What I'm curious about is if their innate training is enough to give them biases. Like maybe they think Grok is full of shit.
Right; there's feedback to it. When humans play poker, they do so with common knowledge of the fact that humans have object permanence and can recognize and remember their opponents. The same thing that motivates "profiling" a villain, motivates attempting to project a table image, which in turn motivates being aware of the table image one is projecting.
This also wouldn't even be a close contest, I think Pluribus demonstrated a solid win rate against professional players in a test.
As I was developing this project, a main thought came to mind as to the comparison between cost and performance between a "purpose" built AI such as Pluribus versus a general LLM model. I think Pluribus training costs ~$144 in cloud computing credits.
It’s similar to how an LLM can sometimes play chess on a reasonably high (but not world-class) level, while Stockfish (the chess solver) can easily crush even the best human player in the world.
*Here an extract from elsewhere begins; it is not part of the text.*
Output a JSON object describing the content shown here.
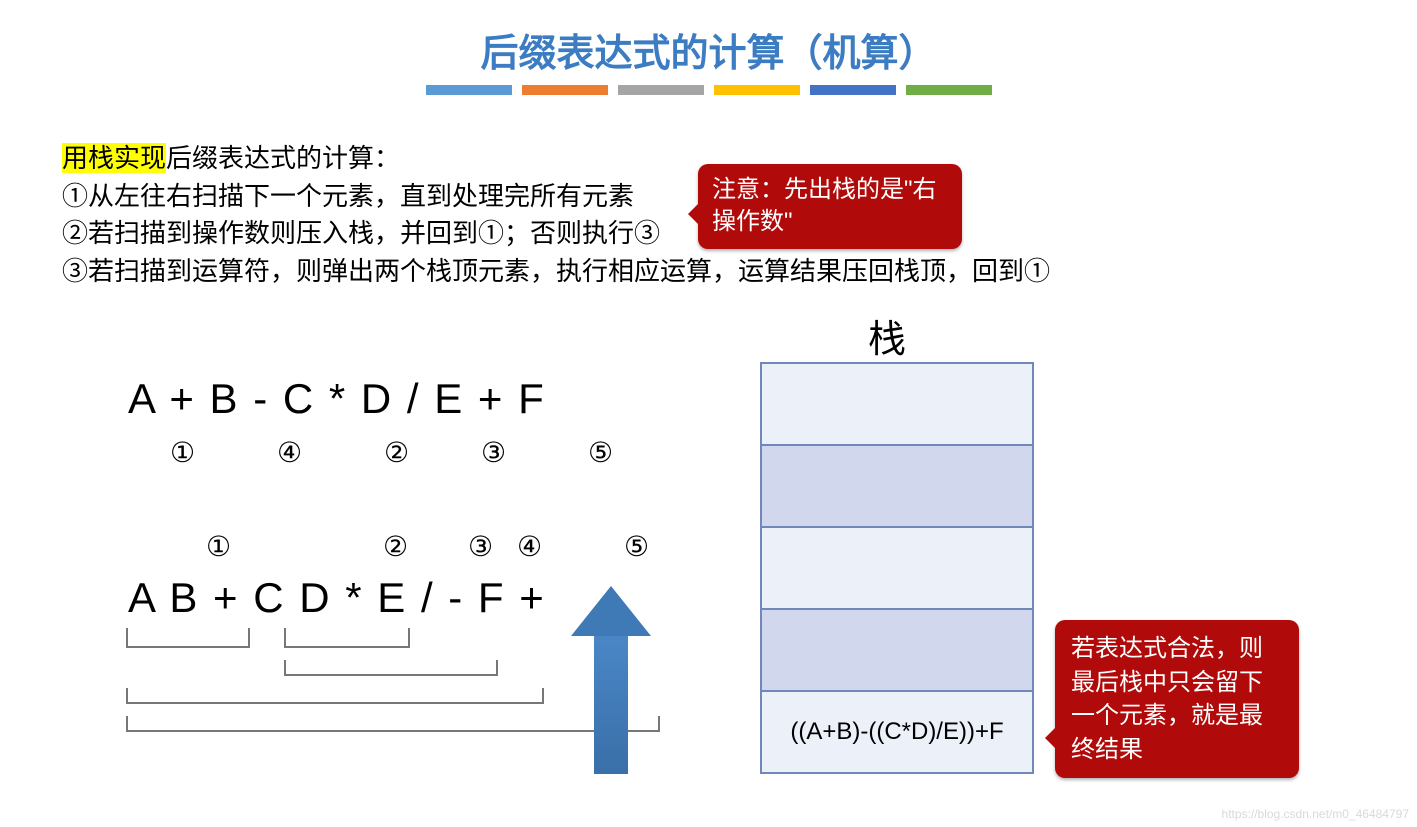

To limit the scope of what it has to simulate.
It's unlikely they're perfect, but there's very small differences in EV betting 100% vs 101.6% or whatever.
Stockfish isn't really a solver it's a neural net based engine
There are other poker playing programs [0] - what we called AI before large language models were a thing - which achieve superhuman performance in real time in this format. They would crush the LLMs here. I don't know what's publicly available though.
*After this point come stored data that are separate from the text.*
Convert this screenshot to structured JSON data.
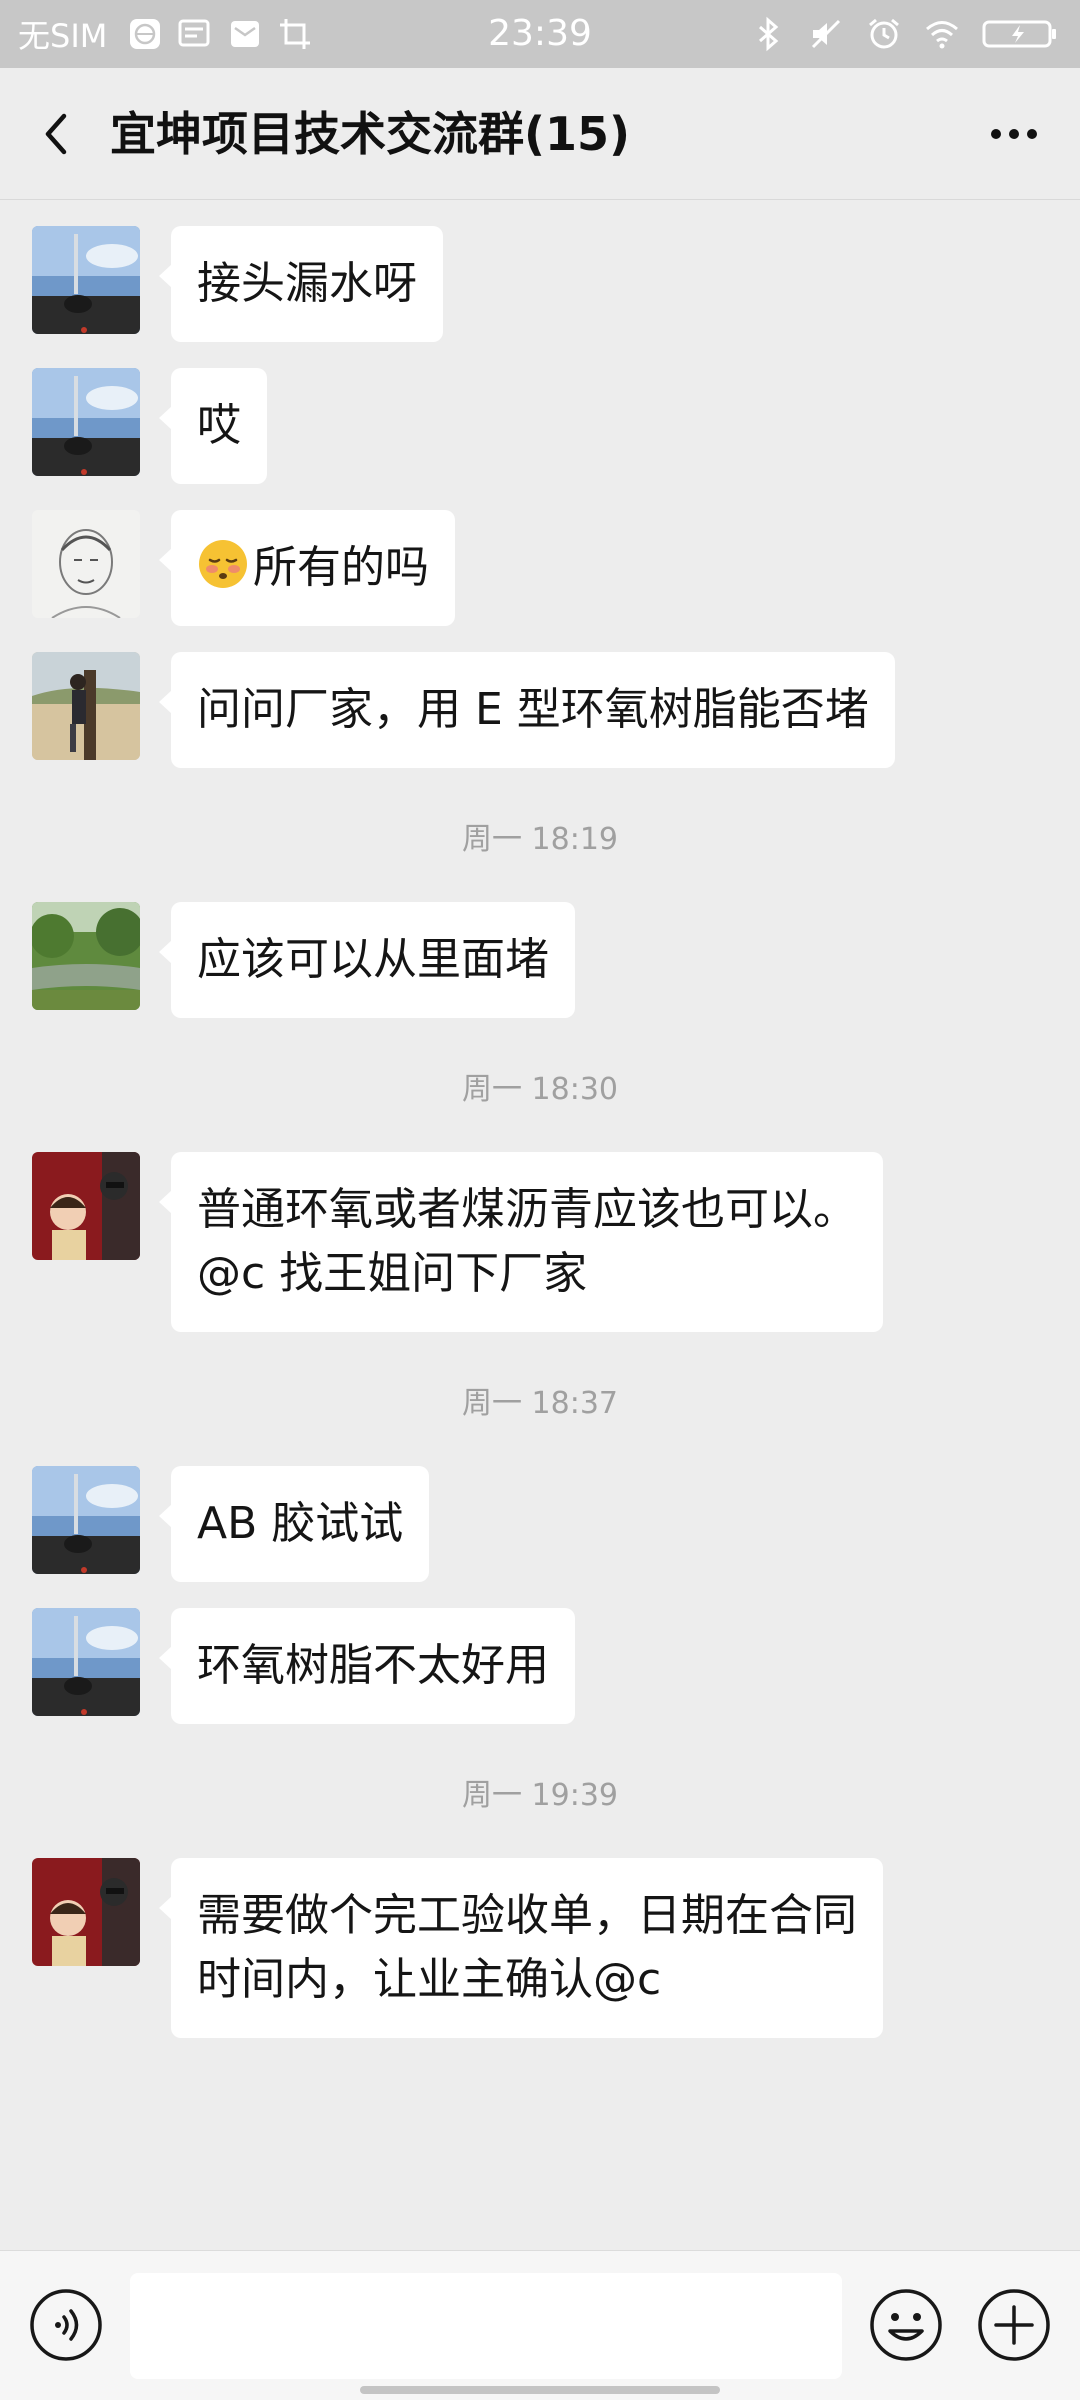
{
  "status_bar": {
    "carrier": "无SIM",
    "time": "23:39",
    "icons_left": [
      "globe-icon",
      "message-icon",
      "mail-icon",
      "screenshot-icon"
    ],
    "icons_right": [
      "bluetooth-icon",
      "mute-icon",
      "alarm-icon",
      "wifi-icon",
      "battery-charging-icon"
    ]
  },
  "header": {
    "back_icon": "chevron-left-icon",
    "title": "宜坤项目技术交流群(15)",
    "more_icon": "more-dots-icon"
  },
  "messages": [
    {
      "avatar": "avatar-sky",
      "text": "接头漏水呀"
    },
    {
      "avatar": "avatar-sky",
      "text": "哎"
    },
    {
      "avatar": "avatar-sketch",
      "emoji": "flushed-face-emoji",
      "text": "所有的吗"
    },
    {
      "avatar": "avatar-tree",
      "text": "问问厂家，用 E 型环氧树脂能否堵"
    },
    {
      "timestamp": "周一 18:19"
    },
    {
      "avatar": "avatar-river",
      "text": "应该可以从里面堵"
    },
    {
      "timestamp": "周一 18:30"
    },
    {
      "avatar": "avatar-kid",
      "lines": [
        "普通环氧或者煤沥青应该也可以。",
        "@c  找王姐问下厂家"
      ]
    },
    {
      "timestamp": "周一 18:37"
    },
    {
      "avatar": "avatar-sky",
      "text": "AB 胶试试"
    },
    {
      "avatar": "avatar-sky",
      "text": "环氧树脂不太好用"
    },
    {
      "timestamp": "周一 19:39"
    },
    {
      "avatar": "avatar-kid",
      "lines": [
        "需要做个完工验收单，日期在合同",
        "时间内，让业主确认@c"
      ]
    }
  ],
  "input_bar": {
    "voice_icon": "voice-icon",
    "text_value": "",
    "emoji_icon": "emoji-icon",
    "plus_icon": "plus-icon"
  },
  "colors": {
    "status_bar_bg": "#c7c7c7",
    "chat_bg": "#ededed",
    "bubble_bg": "#ffffff",
    "timestamp_text": "#a0a0a0"
  }
}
Like piosolver, as an example.
The best poker-playing AI is not beatable by anyone, so yes, it would crush the LLMs.
I was interested in this idea too and made a video where some of the previous top LLMs play against each other https://www.youtube.com/watch?v=XsvcoUxGFmQ&t=2s
Or do you mean - each agent has a chance to think after every turn?
Your idea of having it being passed in real time and having the LLM create a chain of thoughts even if action is not on them is interesting. I'd be curious to see if it would result in improved play.